AT THE GRAVESIDE: GIDEON


The afternoon of the battle Gideon presided wearily over the funerals of Harris, the first officer, and the other men who had died. The graves had been dug hastily, and there was no canvas for coffins. The dead men were laid to rest in sacking.

Alexander Harris’s heart had been pierced with a pike; his face lay untouched, slack in the tropical heat, expressionless. Gideon found himself wondering, as he read from the burial service, whether or not he was reading over the grave of a friend.
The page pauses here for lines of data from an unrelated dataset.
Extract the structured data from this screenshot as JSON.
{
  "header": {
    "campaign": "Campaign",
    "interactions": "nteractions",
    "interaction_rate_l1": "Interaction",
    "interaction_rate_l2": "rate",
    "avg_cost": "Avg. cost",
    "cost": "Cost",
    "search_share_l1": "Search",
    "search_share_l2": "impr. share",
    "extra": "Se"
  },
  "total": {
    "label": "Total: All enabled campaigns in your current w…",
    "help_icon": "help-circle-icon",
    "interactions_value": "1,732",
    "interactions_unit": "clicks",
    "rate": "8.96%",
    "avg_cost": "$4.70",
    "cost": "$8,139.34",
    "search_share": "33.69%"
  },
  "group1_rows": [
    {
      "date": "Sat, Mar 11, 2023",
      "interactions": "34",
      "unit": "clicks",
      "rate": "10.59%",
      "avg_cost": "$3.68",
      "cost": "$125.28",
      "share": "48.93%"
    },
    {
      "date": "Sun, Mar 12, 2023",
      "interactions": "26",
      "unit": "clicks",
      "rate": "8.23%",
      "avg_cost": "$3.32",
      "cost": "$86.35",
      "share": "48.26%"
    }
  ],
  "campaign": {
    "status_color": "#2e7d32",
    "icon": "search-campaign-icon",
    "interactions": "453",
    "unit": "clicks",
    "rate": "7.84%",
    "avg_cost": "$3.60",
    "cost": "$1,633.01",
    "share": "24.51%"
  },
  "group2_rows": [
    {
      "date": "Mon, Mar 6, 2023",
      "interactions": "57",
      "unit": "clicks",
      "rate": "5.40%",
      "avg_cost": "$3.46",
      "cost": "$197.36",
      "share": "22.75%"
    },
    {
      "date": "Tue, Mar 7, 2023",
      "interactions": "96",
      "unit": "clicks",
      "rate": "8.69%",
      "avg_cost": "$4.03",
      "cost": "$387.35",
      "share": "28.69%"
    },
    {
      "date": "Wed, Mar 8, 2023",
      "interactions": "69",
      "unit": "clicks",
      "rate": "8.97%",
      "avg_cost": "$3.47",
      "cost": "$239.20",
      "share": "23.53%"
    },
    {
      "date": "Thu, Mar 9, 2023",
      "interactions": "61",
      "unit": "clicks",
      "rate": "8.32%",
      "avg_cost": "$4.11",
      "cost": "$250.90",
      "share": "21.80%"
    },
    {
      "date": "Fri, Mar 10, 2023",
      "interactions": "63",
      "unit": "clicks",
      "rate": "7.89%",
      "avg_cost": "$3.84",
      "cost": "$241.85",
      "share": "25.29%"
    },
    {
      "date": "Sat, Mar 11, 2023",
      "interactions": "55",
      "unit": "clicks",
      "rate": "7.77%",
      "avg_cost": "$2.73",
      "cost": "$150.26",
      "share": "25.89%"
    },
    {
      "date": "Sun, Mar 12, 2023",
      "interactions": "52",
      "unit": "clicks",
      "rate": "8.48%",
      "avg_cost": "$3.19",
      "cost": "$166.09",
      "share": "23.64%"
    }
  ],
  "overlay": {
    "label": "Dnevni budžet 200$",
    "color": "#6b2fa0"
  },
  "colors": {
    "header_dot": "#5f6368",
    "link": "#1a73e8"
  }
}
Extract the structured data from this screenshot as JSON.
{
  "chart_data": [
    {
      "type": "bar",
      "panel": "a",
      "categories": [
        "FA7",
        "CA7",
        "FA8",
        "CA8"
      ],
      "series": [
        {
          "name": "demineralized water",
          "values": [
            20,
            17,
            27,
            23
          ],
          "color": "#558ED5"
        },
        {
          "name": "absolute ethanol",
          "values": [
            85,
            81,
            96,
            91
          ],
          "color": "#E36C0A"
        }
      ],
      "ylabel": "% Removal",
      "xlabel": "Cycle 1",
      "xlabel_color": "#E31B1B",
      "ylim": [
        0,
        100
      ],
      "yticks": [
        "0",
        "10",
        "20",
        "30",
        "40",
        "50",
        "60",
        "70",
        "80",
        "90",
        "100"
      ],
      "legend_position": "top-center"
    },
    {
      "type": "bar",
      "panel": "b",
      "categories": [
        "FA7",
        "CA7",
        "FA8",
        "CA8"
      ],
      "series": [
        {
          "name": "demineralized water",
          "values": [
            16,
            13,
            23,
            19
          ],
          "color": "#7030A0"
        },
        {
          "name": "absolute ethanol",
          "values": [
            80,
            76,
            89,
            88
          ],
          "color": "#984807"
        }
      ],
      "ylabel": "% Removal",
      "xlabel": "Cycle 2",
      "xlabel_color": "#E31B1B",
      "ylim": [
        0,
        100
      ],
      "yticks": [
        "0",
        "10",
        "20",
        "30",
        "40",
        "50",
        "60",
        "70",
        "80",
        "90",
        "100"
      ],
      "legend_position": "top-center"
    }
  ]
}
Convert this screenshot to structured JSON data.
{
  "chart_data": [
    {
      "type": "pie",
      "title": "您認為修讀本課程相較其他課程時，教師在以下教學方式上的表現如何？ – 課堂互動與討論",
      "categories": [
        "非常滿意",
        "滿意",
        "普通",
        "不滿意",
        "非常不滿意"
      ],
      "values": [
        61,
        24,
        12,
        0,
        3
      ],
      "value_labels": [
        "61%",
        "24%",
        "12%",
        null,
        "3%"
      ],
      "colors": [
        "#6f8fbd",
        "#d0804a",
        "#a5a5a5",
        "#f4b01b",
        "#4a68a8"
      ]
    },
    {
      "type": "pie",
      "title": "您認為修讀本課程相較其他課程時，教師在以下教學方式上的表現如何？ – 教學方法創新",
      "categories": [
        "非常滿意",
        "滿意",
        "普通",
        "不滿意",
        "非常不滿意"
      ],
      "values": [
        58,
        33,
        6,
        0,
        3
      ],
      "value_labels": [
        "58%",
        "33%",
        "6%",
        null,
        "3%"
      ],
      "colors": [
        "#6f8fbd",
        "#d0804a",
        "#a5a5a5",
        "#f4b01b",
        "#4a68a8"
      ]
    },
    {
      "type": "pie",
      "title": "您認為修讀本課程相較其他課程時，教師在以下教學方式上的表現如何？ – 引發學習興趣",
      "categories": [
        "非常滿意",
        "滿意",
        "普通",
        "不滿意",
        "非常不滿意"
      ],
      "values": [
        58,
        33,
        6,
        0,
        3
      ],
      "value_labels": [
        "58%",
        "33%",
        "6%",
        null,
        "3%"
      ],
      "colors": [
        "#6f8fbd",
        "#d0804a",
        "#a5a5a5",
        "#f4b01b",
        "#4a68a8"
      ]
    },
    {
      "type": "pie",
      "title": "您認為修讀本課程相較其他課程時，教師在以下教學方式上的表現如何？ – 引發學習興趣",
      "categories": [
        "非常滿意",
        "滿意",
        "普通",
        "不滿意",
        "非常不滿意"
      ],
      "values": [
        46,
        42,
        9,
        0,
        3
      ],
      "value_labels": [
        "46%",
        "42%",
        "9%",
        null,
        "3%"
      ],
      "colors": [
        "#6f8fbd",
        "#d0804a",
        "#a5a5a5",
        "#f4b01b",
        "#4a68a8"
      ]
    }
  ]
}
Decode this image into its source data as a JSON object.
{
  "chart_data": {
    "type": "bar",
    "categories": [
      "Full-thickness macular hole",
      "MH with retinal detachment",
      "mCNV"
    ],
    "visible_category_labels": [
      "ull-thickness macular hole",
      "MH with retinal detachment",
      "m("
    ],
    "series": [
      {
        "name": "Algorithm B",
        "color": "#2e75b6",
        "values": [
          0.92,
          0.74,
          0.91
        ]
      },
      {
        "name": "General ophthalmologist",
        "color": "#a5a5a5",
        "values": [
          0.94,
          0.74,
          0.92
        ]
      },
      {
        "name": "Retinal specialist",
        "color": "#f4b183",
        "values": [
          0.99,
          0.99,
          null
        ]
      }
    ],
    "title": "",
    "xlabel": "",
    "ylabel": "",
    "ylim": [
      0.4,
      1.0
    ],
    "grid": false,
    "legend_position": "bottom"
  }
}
He shook his head— there had been no friendship here. For over a year Gideon and Harris had sailed together; they lived and worked alongside one another, fought the same enemy, battled the same storms, and faced the same death with its chances of mutilation or disfigurement. Harris had been a burly man, a seaman born, with a temper the hands had been careful not to provoke. Gideon knew that he’d drunk in secret, that somewhere on board he’d had a cache of brandy. Once each week Gideon had invited Harris to dine with him, but they’d spoken of professional matters, whether the standing rigging should be tarred down, where the next cruising ground should be, how much the latest prize would bring in New Orleans. Gideon did not know if Harris’s parents were still alive somewhere in New England— in his papers, burned with General Sullivan, there would have been a record of that. Gideon didn’t know if Harris had a sweetheart somewhere, whether he was a Federalist or Republican or if he believed in the Life Eternal. He knew that Harris had obeyed orders well, that he could be trusted with a job. That was all. Now Harris was dead, and Gideon wondered how he could have lived so intimately with the man for such a length of time, and ultimately know so little.

Gideon, the man who longed to know.

Harris’s slack face gave away no secrets. Gideon found the dead man’s expressionless face irritating. The dead should be wiser than the living, they should speak eloquently of the beyond. Doth not wisdom cry? and understanding put forth her voice? The words rolled cynically from Gideon’s mind, and he suppressed them. He believed in God, and His Son, and the eternal life to come. He told himself fervently that he believed, that one day the answer would come. But Harris spoke not, and wisdom cried not. As hard as Gideon listened, he could not hear the voice of his God.